About the centre

The Centre for Culture and the Mind explores how the human mind and common humanity have been imagined in different cultural, socio-political and disciplinary contexts, examining the assumptions and forces which shaped such definitions.

Can the emotional worlds of diverse groups of people be translated? Are the core characteristics of the human mind universal across cultures, ethnic groups and 'civilisations'? Can the ‘psy’ disciplines be global? 

These questions have been plaguing both ‘psy’ sciences and humanities for over a century, while the trend was further accelerated in response to decolonisation. The puzzling relationship between cultural difference and the human psyche has been reframed multiple times, with the rise of transcultural psychiatry in mid-twentieth century playing a major role. However, the core questions about the universality or otherwise of the human mind remain as difficult to answer today as they were a century ago. The Centre will demonstrate that the issue of the culture-mind relationship lays at the core of many social, political and medical debates.
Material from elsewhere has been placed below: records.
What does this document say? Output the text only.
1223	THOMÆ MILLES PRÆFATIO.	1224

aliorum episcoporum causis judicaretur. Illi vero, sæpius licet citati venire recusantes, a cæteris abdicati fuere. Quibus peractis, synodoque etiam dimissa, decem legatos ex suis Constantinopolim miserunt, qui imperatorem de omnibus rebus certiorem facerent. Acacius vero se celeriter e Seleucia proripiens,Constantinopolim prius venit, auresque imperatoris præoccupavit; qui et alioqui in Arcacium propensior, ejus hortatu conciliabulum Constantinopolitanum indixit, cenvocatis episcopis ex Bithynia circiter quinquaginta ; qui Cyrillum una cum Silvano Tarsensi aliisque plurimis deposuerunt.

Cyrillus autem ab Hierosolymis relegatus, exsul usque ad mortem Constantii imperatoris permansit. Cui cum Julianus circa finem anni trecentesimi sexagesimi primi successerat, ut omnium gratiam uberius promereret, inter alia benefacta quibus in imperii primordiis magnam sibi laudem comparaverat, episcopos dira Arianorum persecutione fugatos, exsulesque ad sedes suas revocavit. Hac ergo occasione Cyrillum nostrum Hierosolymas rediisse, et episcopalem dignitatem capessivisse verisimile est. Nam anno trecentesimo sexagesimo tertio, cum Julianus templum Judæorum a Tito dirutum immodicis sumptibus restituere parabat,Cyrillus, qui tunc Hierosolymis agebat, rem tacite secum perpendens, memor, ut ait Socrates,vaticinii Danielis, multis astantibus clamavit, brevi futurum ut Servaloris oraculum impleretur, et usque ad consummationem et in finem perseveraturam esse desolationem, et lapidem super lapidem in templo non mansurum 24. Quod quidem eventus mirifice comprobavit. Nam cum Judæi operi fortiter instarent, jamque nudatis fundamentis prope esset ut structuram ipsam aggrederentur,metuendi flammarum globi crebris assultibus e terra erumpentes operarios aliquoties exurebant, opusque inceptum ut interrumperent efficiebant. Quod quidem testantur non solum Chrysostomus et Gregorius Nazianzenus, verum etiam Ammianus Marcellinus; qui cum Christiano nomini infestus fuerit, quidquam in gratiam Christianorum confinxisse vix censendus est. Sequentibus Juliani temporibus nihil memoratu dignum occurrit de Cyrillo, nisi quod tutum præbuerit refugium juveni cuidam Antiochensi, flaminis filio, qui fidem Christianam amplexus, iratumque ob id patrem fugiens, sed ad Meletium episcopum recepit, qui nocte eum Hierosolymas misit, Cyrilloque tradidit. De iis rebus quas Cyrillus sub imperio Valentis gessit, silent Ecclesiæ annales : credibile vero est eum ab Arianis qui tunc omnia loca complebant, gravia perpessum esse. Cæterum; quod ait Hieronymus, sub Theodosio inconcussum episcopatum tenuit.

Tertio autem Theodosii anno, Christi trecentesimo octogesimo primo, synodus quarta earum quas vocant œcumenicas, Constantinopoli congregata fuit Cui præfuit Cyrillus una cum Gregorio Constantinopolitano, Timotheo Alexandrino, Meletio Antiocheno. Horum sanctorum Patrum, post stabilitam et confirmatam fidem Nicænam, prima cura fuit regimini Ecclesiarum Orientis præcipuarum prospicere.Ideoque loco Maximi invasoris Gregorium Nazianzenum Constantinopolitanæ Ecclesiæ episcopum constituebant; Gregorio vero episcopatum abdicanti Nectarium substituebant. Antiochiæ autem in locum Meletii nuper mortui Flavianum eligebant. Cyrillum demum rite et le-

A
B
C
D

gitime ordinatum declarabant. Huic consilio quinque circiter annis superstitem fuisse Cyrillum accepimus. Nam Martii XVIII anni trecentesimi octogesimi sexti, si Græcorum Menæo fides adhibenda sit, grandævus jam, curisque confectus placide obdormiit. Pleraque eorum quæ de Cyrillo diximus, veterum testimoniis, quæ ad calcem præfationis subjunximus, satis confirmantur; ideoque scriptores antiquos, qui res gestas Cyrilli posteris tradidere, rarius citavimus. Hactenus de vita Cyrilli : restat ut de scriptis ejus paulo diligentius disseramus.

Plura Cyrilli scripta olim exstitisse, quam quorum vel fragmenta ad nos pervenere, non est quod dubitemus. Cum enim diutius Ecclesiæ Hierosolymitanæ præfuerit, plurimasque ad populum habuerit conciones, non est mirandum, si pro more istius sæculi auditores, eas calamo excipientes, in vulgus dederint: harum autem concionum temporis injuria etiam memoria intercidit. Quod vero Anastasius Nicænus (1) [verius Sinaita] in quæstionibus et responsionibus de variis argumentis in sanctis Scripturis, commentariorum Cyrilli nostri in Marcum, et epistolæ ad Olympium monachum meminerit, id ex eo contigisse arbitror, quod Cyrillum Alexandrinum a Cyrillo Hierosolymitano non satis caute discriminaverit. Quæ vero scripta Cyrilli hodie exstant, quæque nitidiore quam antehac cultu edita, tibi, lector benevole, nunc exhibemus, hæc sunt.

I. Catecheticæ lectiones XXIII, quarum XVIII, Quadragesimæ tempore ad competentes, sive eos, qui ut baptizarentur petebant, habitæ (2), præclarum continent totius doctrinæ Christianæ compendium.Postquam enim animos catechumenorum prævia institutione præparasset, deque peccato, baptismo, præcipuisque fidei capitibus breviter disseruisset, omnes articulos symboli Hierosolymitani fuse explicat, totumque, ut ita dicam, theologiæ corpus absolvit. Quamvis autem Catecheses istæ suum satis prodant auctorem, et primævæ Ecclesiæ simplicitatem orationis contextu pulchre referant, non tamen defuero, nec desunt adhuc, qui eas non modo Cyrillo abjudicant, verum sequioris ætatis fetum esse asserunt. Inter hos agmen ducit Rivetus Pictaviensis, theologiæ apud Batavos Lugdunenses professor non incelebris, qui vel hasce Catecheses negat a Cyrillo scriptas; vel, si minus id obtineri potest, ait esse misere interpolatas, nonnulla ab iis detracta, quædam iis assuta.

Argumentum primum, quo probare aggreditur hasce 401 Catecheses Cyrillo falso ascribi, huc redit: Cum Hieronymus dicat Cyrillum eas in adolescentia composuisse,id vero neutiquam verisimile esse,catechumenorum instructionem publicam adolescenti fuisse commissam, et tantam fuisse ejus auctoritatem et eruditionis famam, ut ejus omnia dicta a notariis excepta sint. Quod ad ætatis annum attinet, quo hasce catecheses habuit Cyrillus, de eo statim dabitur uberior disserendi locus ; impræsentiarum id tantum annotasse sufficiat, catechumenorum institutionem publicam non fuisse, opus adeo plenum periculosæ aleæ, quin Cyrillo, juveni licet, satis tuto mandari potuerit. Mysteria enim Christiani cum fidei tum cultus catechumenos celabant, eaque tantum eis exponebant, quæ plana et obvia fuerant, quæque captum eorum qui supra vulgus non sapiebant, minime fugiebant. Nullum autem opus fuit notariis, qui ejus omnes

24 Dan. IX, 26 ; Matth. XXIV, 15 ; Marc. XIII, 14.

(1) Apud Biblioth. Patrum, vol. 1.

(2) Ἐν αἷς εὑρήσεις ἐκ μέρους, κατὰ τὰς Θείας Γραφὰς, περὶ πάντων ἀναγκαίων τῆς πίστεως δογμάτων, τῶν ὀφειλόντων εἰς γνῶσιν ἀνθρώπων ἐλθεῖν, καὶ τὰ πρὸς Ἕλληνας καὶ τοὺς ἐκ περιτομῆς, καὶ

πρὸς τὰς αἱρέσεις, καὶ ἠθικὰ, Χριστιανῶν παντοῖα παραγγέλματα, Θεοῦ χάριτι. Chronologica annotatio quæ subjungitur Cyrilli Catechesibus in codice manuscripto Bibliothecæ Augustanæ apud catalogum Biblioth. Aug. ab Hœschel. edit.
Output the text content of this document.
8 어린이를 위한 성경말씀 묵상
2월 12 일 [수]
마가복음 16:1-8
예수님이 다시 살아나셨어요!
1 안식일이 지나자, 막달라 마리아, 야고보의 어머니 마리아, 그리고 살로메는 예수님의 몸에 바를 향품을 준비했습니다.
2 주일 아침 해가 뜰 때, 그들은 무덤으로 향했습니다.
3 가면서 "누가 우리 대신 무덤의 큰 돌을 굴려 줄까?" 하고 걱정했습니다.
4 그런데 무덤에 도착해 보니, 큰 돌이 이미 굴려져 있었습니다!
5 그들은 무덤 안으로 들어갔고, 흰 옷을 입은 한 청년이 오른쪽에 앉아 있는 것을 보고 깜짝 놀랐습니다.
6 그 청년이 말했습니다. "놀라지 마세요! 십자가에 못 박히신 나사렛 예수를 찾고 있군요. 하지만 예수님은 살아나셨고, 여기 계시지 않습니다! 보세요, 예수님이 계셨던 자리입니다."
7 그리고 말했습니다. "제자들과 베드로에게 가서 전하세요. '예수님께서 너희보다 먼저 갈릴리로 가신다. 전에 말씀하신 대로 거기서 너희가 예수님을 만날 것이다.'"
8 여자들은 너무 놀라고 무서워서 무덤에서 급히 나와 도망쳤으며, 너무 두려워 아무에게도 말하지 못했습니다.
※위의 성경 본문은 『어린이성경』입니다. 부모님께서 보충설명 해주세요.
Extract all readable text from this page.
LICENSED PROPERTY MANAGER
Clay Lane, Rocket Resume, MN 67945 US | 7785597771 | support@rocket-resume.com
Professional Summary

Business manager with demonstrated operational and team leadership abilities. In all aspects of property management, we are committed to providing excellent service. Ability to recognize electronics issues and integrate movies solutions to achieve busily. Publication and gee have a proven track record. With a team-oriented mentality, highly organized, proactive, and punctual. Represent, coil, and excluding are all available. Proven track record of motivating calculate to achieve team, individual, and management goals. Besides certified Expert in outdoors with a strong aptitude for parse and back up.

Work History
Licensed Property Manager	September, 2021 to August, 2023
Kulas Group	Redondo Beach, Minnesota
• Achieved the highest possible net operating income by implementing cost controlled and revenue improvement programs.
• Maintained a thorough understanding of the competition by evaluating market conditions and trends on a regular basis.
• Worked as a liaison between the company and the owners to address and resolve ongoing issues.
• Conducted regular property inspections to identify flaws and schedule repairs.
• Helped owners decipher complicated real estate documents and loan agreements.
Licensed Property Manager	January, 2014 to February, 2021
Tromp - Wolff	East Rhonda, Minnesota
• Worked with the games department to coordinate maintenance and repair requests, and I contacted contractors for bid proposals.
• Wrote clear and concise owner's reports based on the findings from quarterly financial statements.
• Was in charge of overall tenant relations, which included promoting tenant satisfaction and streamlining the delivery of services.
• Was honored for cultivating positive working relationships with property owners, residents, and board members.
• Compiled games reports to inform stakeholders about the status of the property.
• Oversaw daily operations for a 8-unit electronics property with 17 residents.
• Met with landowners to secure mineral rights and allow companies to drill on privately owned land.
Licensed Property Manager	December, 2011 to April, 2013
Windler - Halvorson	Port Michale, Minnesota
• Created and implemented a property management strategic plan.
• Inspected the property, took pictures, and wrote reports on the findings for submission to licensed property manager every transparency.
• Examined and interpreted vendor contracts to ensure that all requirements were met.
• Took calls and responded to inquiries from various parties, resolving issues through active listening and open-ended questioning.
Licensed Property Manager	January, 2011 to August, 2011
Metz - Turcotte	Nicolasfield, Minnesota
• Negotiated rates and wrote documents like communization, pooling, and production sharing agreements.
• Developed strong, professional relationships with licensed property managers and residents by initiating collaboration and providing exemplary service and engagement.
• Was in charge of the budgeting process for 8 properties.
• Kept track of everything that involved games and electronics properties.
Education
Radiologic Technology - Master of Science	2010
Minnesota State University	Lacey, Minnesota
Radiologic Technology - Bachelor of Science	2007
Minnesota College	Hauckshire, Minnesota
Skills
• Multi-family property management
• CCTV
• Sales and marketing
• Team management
Through analysing how different cross-cultural models of the psyche were formulated, critiqued and clinically tested, the Centre’s interdisciplinary team aims to develop a new framework for understanding cross-cultural interventions, which pushes beyond the binary of universalism and cultural relativism in order to arrive at a more complex, historically and clinically nuanced model of interaction between socio-cultural contexts and ideas of the psyche.  


The centre will link a leading cross-cultural psychiatric clinic - the Competence Centre for Transcultural Psychiatry (CTP), Mental Health Centre Ballerup, Denmark - with a vibrant network of humanities researchers in order to develop an interdisciplinary analytical framework as well as a model for collaboration in cross-cultural studies of the mind.